Mientras mis compañeros han aprovechado el primer día de sus vacaciones de Navidad para regresar a su hogar, con su promesa de calidez después de un trimestre frío y agotador, yo he comprado un billete de tren con destino a Valencia y la intención de visitar a mi abuela en su residencia.
La madre de mi padre tiene ochenta y dos años. Desde que se quedó viuda, a principios de siglo, se acostumbró a vivir sola en su casa de Madrid y a no depender de sus tres hijos, todos con trabajos exitosos, familia y aficiones que no la incluían en absoluto. Durante años, sus conciertos, sus reuniones para tomar el té con sus amigos y las lecturas seleccionadas por un bibliotecario fiel, compusieron su día a día. Famosa actriz en su juventud y con una cuenta bancaria que le permitía no preocuparse de llegar a fin de mes, a la vida sólo le pedía salud y amigos, y a ser posible celebrarlo siempre con un vaso de buen vino.
En esta residencia de la periferia urbana mi abuela ya no parece ella. Sentada en un sillón y mirando de frente un aparato de televisión atornillado en la pared, parece camuflarse entre un montón de leña seca amontonada para ser quemada y apenas si sonríe cuando la miro de frente durante más de un minuto hasta que algo hace clic en su cabeza y se confía a darme un beso.
—¿Cómo te encuentras? –le pregunto casi con ansiedad.
-Bueno, en este balneario no se está mal. Tengo una habitación para mí sola y de salud me encuentro bien. Lo único que tengo hambre, mucha hambre, y no hay nadie con quien hablar de nada.
Mi abuela nunca ha estado tan delgada. Para que no se le caigan los pantalones, se los sujeta con una rebeca atada a la cintura. Y necesita que la peluquera del centro le tiña las canas para no parecer la bruja del cuento.
—¿Han venido a verte tus hijos últimamente?
—¿Mis hijos? Creo que no. El mayor vive en el extranjero. Y los otros dos trabajan mucho, los negocios no van bien, y no tienen tiempo.
Mi padre es dueño de una galería de arte y me parece que en su mundo glamuroso no cabe encargarse ni siquiera una vez al mes de su madre, a la que ingresó con la complicidad de sus hermanos en este moridero, eso sí, después de repartirse a partes iguales el patrimonio de mi abuela escudándose en que ya no estaba en condiciones mentales para gestionar su existencia: le expoliaron la casa, se apropiaron de su dinero y la abandonaron a su suerte entre personas ajenas en una comunidad lejana a la suya.
—Abuela, ya sabes que no se puede, pero te he traído dos tabletas de chocolate con almendras, dos paquetitos de anacardos y una botellita de ese Rioja que te gusta tanto. Abre el bolso para que los escondamos. Te los puedes tomar poquito a poco en tu habitación.
—O muchito a muchito, que estoy muerta de hambre.

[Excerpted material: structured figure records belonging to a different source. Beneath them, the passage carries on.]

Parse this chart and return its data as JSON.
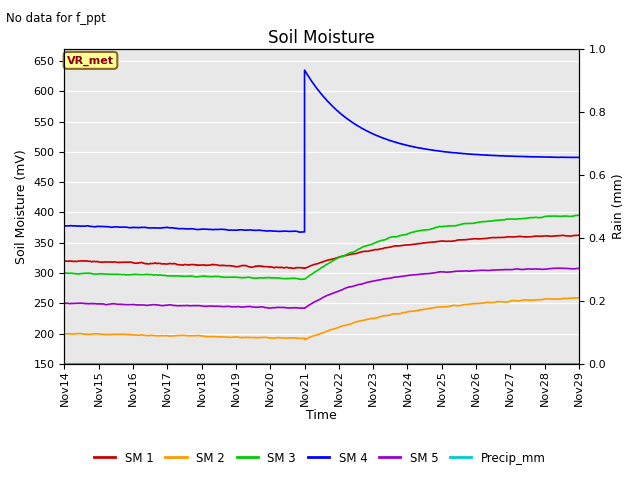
{
  "title": "Soil Moisture",
  "subtitle": "No data for f_ppt",
  "xlabel": "Time",
  "ylabel_left": "Soil Moisture (mV)",
  "ylabel_right": "Rain (mm)",
  "ylim_left": [
    150,
    670
  ],
  "ylim_right": [
    0.0,
    1.0
  ],
  "yticks_left": [
    150,
    200,
    250,
    300,
    350,
    400,
    450,
    500,
    550,
    600,
    650
  ],
  "yticks_right": [
    0.0,
    0.2,
    0.4,
    0.6,
    0.8,
    1.0
  ],
  "bg_color": "#e8e8e8",
  "fig_color": "#ffffff",
  "annotation_text": "VR_met",
  "annotation_box_color": "#ffff99",
  "annotation_border_color": "#8b6914",
  "colors": {
    "SM1": "#cc0000",
    "SM2": "#ff9900",
    "SM3": "#00cc00",
    "SM4": "#0000ff",
    "SM5": "#9900cc",
    "Precip": "#00cccc"
  },
  "legend_labels": [
    "SM 1",
    "SM 2",
    "SM 3",
    "SM 4",
    "SM 5",
    "Precip_mm"
  ],
  "xtick_labels": [
    "Nov 14",
    "Nov 15",
    "Nov 16",
    "Nov 17",
    "Nov 18",
    "Nov 19",
    "Nov 20",
    "Nov 21",
    "Nov 22",
    "Nov 23",
    "Nov 24",
    "Nov 25",
    "Nov 26",
    "Nov 27",
    "Nov 28",
    "Nov 29"
  ]
}
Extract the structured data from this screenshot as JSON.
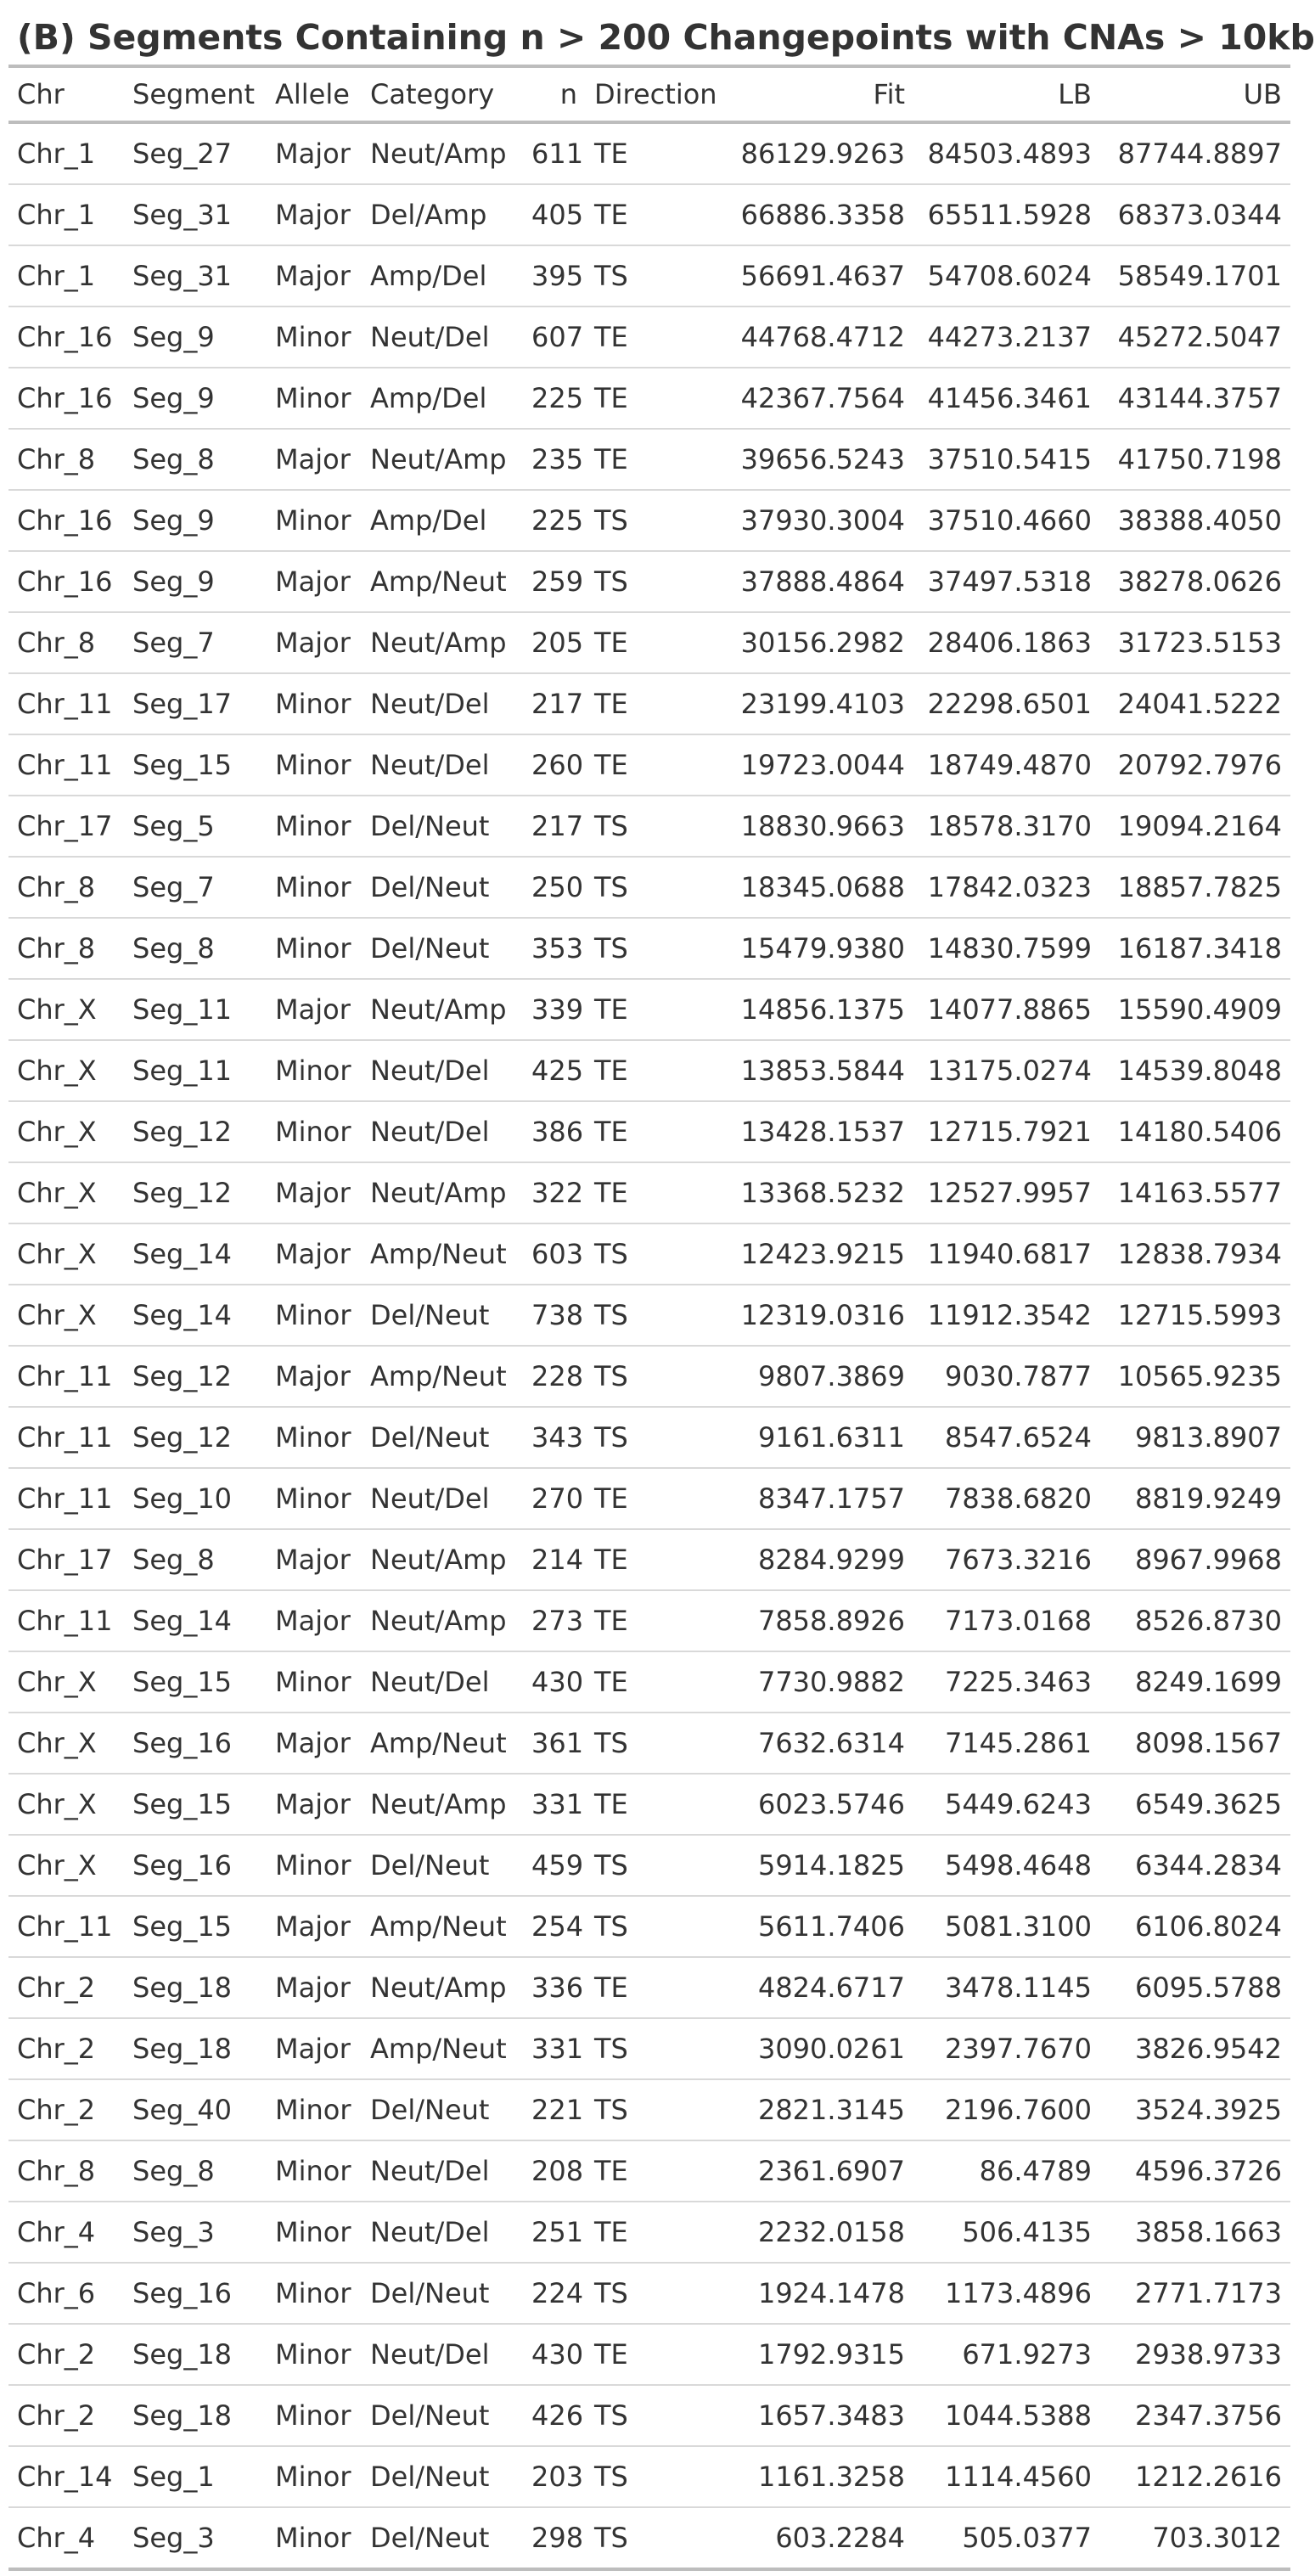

Mentiría si dijera que me preocupa que le suba el azúcar o que esta noche se duerma ebria, porque lo que de verdad me duele es que en estas fechas tan familiares ninguno de nosotros la vamos a llevar a casa. A mis padres les parece que no queda bien con sus ausencias y sus inseguridades, que las visitas necesitan una atmósfera cómoda, y que el mundo de los negocios es así de cruel y de exigente. Me la imagino bebiendo cava y sonriéndonos, contenta, y pienso que no se merece menos que nuestro afecto, que nuestro respeto.
La visita se acaba; antes de que me dé cuenta ya la vienen a buscar para cenar. La acompaño con orgullo dejando que se sujete a mi brazo y por un rato piense que no está sola, que ha venido alguien de otro universo a recordarle por un tiempo muy breve quién es. La verdura con champiñones del comedor, tan falta de gracia, me lleva a pensar en sus pantalones demasiado grandes y en el chocolate que seguramente no sobrevivirá a la noche.
Mi abuela me olvida prácticamente en cuanto la siento a la mesa. Una de sus acompañantes me grita que todos aseguramos que volveremos pronto, pero que no cumplimos la palabra, que sólo lo decimos para quedar bien. Pienso que es una crueldad por su parte, aunque no tan grande como la que denuncia.
Si mi abuela supiera quién es, no permitiría que a nadie le tratasen así. Pero es una superviviente de otros tiempos y su grandeza ya no se lleva en esta sociedad de la abundancia. Ciertamente no me siento dichoso de volver a casa esta Navidad.